Bien que très déployé, le réseau n'est pas conçu pour arroser les 8,5 ha en une seule nuit, aussi le programme d’arrosage est hebdomadaire et tournant : les pelouses sont arrosées trois fois par semaine, les massifs et bordures de fleurs deux fois par semaine (trois fois pendant les fortes chaleurs) et les massifs d’arbustes une fois par semaine.
Bien sûr, toutes les séquences d’arrosage sur les trois types de voies sont nocturnes, ce qui représente un grand bénéfice physiologique pour la végétation, ainsi qu'une très nette réduction de l’évaporation par rapport à l’aspersion diurne. Aujourd’hui, la perte d’eau non consommée par les plantes est essentiellement due à l’infiltration vers la nappe souterraine. Seules les pluies violentes occasionnent un ruissellement qui parvient aux égouts.
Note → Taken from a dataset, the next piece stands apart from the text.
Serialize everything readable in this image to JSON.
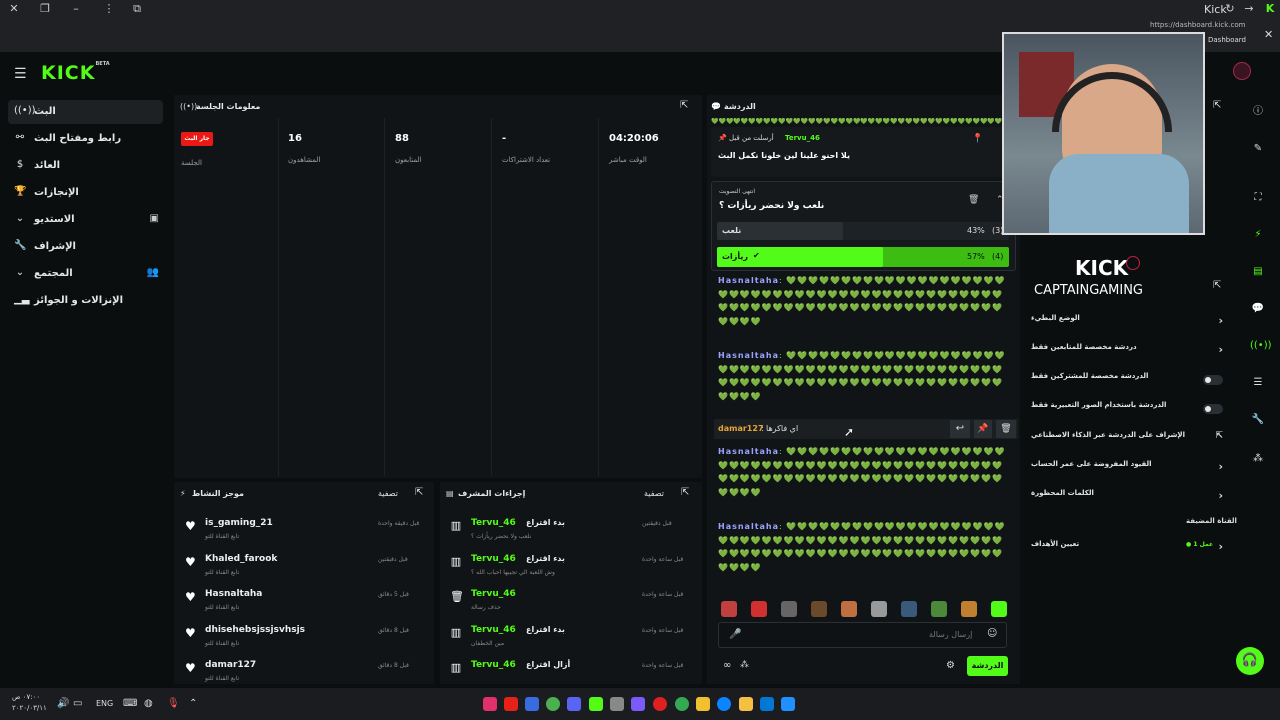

En fonction de quoi le Service de conservation des jardins du Luxembourg a pu négocier à la baisse son contrat de distribution en obtenant une détaxe pour non rejet à l’égout.
Ainsi l'économie déjà quantitativement exceptionnelle est encore plus frappante en termes financiers : en 1993, le prix contractuel du m³ fourni par la Société Parisienne des Eaux était de 12,50 F. Il est aujourd'hui de 5,50 F/m³.
Ajoutons à l’économie d’eau et à son abattement tarifaire une économie de main-d’œuvre considérable et l'on devine sans peine que l'installation sera très rapidement amortie.
Quant au public, il peut être totalement satisfait. Après une gêne localisée et limitée durant le chantier, il jouit maintenant d'un parc dont la verdure et l’éclat floral sont mystérieusement constants, dont les jardiniers ne s’escriment plus au milieu de la foule avec des hectomètres de tuyaux. Seules les têtes de jets émergent de quelques centimètres au-dessus du gazon et quelques lignes non enterrées de goutteurs irriguent discrètement des haies peu gourmandes en eau.
Nous tenons à remercier le Service de la conservation des jardins du Luxembourg, et plus particulièrement Madame Carmine, ingénieur agronome, inspectrice des jardins, pour son aimable concours et le temps qu’elle a consacré à notre information.